Dáil debates

Friday, 5 March 2004

Commissions of Investigation Bill 2003: Second Stage (Resumed).

 

3:00 pm

Photo of Joe HigginsJoe Higgins (Dublin West, Socialist Party)

This Bill is inadequate to meet the situation that exists in Irish society. Unfortunately, the ordinary citizen has serious concerns about how the financial, economic and political sections of the establishment behave. The Bill is supposed to provide for the establishment from time to time of commissions to investigate into and report on matters considered to be of significant public concern.
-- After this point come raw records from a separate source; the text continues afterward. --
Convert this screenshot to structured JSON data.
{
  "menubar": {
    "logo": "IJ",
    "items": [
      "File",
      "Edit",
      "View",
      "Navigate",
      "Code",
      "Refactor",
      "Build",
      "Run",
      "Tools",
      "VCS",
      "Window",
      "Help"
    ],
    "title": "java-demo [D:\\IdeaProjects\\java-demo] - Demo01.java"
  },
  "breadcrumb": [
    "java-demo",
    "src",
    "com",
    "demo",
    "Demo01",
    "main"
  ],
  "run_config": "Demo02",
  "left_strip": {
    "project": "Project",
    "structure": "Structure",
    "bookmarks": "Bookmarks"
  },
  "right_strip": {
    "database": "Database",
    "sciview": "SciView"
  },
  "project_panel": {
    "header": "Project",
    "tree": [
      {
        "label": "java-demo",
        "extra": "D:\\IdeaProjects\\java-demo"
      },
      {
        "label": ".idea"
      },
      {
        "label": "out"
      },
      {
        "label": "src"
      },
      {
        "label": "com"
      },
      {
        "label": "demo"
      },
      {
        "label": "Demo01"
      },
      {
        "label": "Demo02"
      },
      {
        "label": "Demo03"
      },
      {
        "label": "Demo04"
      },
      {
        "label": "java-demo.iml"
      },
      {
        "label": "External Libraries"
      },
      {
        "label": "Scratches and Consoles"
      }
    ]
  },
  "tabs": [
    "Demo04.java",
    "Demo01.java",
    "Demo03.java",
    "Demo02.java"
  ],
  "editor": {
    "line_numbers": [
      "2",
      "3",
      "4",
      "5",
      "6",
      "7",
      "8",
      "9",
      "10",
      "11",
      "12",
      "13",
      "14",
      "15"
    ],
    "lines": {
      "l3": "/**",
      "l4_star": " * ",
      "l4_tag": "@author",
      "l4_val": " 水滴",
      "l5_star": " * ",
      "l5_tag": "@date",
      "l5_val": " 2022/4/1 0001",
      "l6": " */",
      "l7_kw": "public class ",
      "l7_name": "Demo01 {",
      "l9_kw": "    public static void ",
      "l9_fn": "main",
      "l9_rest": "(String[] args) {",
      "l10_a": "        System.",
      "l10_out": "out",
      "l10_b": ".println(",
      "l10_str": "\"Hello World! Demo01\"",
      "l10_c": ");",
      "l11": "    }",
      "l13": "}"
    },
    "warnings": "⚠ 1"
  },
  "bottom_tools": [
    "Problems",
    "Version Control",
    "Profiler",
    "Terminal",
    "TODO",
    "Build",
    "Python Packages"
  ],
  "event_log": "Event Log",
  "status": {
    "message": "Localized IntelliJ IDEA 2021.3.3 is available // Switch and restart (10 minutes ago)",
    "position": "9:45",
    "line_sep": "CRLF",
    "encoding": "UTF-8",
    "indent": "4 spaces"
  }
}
There is no doubt there are matters of significant public concern at present. The tribunals of inquiry currently sitting, the first of which was established in 1997, were set up to address public concern at that time about revelations of corruption in public life and the nature of the interaction between big business, developers, speculators and senior politicians at the interface of business and politics. I was a new Member of the House when I voted in autumn 1997 for the establishment of the first of these tribunals. I wholeheartedly welcome the revelations of corrupt practices which have been exposed through the work of the tribunals. Many of us who served on local authorities, and I served on Dublin County Council for a number of years, knew the extent of the corruption involving key councillors from the major conservative parties and developers and speculators. We smelt the corruption in the corridors of Dublin County Council but we could not prove it. Scandalously, I have no doubt that the leaders of those parties knew what their members were involved in but they accepted it. They did not move to stop it.

I welcome the fact that we now have a clearer picture of what happened and who was involved. However, the length of time it is taking the tribunals to get their work done and to get to the facts is now a source of serious public concern. The costs of the tribunals are a source of scandal to ordinary taxpayers. The Minister for Justice, Equality and Law Reform in his remarks on Second Stage mentioned that the costs of the tribunals to date were a €100 million. What has happened is clear. The tribunals have been subverted from their initial and primary purpose, which was to ferret out the truth, flush corruption into the open and put the names of those responsible for it into the public domain. However, since then they have become the creatures of the lawyers.

In the early days, when the media spoke about millionaires at the tribunals, people assumed they were referring to the speculators and the people who are being investigated for having corrupted the political process and right wing politicians. If one now speaks of millionaires at tribunals, one is as likely to be speaking of the lawyers who have been made millionaires by the same tribunals. I remarked in the House some time ago, on the first revelation of the extent of the costs and fees commanded, that the tribunals were creating more millionaires than they were investigating. It is clear we are being held to ransom because this and previous Governments have refused to tackle the more privileged section of the legal profession regarding the fact it can demand any fees it wishes. It is no wonder that working people, PAYE taxpayers and people living on the margins look askance at what is happening in the tribunals. The situation is unsustainable and moves should have been made against it long ago.

We also see that those who have a great deal to lose, namely, those who fear the quick emergence of the truth, have taken to appearing in front of the tribunals with a virtual caravan of lawyers in tow. They spare no expense to delay and frustrate the work of the tribunals and, in particular, the pace at which they progress. The Government also has an agenda. There is no question but that the inordinate delay in the progress of the work and the issues suits the Government no end because it has minimised the political impact of the tribunal's horrific revelations.

Earlier in the first term of the Government, revelations of corruption touching colleagues of the Progressive Democrats in the Fianna Fáil party would send a frisson of nervousness through them. In some circumstances the frisson might even have developed into a shudder threatening the continuation of Government or even its fall. This would have been much more likely to happen had the revelations of corruption emerged quickly and succinctly because they would then have had the maximum impact.

Now, however, five or six years later, the Progressive Democrats Party has become much more sanguine about the goings-on of members of its partner in coalition. It would now take an earthquake to move the two parties apart. Apart from the revelations so far, the scandalous revelations of Mr. Gilmartin in recent days do not appear to have sent even a slight shiver down the spines of the Progressive Democrats in this Government. It is clear it would take an earthquake to move them.

As we have seen from the Minister of State, considerations closer to home have taken over. For example, on budget day when the Tullamore races were taking place, he almost fell over himself in his rush to his constituency to announce decentralisation. Such immediate electoral considerations are much more to the front of the minds of the Progressive Democrats. I was never really under the illusion that they would act as watchdogs in the Government, but some credence might have been given to that at one stage.